Byker usually dealt with troubled home lives and adolescent growing pains; the finale has alien attacks, a tyrannosaurus rex and an army of zombies – all done on a miniscule standard episode budget – and concludes with two girls attempting to blow up the Grove to avoid it being sold to developers. The final scene ends in a whiteout, and we’re left unsure if the cast of misfits have been wiped from existence or simply had their youth club sold out from under them. It’s quite the big swing.

Back in the early 90s, the Jim Henson Company’s animatronic/puppet comedy Dinosaurs had initially been a big hit, but in 1994 found its strings cut mid-way through production of its fourth season. Writer Kirk Thatcher, who had helped conceive the show with Jim Henson in the months before his death, was charged with drawing things to a conclusion. Given that the show was about actual dinosaurs, living a distinctly 20th century life in the distant past, Thatcher knew the ending was going to have to be fairly apocalyptic.

“The whole concept of the way it would end was baked in from the very conception,” says Thatcher. “Jim Henson wanted to do a show saying that we’re the apex predator and whatever we do is good for us, screw everything else.” In the story, the schlubby protagonist, Earl Sinclair, through a series of well-intentioned blunders, manages to bring about the ice age that will wipe out his species. The episode ends with Earl explaining to his baby son that his father’s mistakes may have cost him a future. For a show that was massively popular with children, it was rather bleak. “What’s funny is that so many people come up to me and say ‘you ruined my childhood, you devastated me’ and in some ways I’m sorry, but also that was the point! We wanted to be true to what the show was originally about.”

Last year, the BBC announced the cancellation of the hospital drama Holby City, graciously allowing fans one final series and giving producers a year to close-out two-decades of storytelling.
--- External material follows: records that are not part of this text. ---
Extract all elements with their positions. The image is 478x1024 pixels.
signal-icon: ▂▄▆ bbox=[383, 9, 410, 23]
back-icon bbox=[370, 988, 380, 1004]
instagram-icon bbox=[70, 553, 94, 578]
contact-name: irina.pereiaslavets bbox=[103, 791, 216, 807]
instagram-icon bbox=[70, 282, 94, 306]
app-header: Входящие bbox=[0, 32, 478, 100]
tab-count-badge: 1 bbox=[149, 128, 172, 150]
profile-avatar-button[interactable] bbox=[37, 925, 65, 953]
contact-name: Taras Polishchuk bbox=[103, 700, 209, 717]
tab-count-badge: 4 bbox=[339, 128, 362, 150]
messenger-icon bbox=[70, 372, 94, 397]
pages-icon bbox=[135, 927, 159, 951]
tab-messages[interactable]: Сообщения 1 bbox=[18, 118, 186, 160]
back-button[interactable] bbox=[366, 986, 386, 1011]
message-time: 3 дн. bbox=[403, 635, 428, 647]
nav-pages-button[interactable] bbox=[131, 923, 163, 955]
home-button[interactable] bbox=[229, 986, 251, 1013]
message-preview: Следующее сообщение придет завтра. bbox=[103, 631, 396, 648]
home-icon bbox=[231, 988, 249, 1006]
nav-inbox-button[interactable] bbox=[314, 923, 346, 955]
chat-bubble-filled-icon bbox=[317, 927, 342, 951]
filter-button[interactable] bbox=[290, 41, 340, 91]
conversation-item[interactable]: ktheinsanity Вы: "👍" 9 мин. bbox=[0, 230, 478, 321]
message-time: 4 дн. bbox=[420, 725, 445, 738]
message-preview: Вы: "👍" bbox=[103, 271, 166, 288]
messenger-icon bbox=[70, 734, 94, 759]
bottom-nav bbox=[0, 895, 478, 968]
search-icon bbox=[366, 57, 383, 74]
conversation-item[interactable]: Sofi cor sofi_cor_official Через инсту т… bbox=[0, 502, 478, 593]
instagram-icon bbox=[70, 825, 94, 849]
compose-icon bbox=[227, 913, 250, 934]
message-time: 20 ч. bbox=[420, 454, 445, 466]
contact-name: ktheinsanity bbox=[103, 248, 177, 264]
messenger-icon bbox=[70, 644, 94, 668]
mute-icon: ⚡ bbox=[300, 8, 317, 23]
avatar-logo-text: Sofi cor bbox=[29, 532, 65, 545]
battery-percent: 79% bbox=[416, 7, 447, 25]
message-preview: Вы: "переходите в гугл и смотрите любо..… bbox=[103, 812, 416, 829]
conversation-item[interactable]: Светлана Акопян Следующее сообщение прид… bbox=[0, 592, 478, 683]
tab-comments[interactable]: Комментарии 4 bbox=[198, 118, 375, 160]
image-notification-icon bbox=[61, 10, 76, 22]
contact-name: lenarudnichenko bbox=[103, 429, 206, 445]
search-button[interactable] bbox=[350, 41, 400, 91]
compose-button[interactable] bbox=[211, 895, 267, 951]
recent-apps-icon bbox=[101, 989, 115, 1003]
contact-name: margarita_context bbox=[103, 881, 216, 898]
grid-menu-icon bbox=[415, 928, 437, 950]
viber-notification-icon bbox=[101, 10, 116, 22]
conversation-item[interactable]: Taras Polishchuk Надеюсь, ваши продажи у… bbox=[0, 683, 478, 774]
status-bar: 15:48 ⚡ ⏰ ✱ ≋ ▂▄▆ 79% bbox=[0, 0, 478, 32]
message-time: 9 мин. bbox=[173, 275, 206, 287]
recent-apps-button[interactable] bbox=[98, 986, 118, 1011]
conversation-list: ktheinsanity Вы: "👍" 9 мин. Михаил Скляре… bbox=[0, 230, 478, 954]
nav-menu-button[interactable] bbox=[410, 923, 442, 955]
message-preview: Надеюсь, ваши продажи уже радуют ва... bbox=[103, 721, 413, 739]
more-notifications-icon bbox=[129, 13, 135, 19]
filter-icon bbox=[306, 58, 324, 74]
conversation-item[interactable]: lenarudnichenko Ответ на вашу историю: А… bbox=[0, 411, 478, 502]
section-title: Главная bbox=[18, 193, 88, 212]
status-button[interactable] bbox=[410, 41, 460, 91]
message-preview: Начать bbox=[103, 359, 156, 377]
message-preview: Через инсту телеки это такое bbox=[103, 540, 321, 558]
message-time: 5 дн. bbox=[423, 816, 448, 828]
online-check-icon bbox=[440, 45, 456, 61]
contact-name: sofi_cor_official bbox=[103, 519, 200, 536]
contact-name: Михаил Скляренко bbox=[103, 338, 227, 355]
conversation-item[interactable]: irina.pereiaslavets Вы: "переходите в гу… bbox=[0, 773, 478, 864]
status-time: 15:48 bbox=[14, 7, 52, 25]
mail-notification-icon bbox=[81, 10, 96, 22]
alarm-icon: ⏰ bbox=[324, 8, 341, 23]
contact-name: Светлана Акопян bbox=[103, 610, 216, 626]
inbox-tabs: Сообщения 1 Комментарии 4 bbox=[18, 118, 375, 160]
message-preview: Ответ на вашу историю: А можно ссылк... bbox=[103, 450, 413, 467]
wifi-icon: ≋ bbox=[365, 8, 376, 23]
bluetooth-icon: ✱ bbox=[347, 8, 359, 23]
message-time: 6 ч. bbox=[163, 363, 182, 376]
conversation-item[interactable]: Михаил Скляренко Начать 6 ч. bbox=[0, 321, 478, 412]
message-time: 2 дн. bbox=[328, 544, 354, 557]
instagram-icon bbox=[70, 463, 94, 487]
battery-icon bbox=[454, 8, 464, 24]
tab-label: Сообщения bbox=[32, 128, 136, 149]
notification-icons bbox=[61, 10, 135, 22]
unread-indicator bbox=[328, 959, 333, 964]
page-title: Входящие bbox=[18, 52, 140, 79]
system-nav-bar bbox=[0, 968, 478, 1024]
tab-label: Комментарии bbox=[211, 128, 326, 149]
The wheels will be well and truly in motion behind the scenes. “They’ve got the time. They’ve got a year,” says Yvonne Grace, who also produced Holby during its BAFTA-nominated second season. “They’ll be looking at contracts and probably have to renegotiate some of them, and looking at how to tie it up well. Mind you, if they say it’s all a dream I will be straight on the phone.”


Holby City’s final episode will air in March.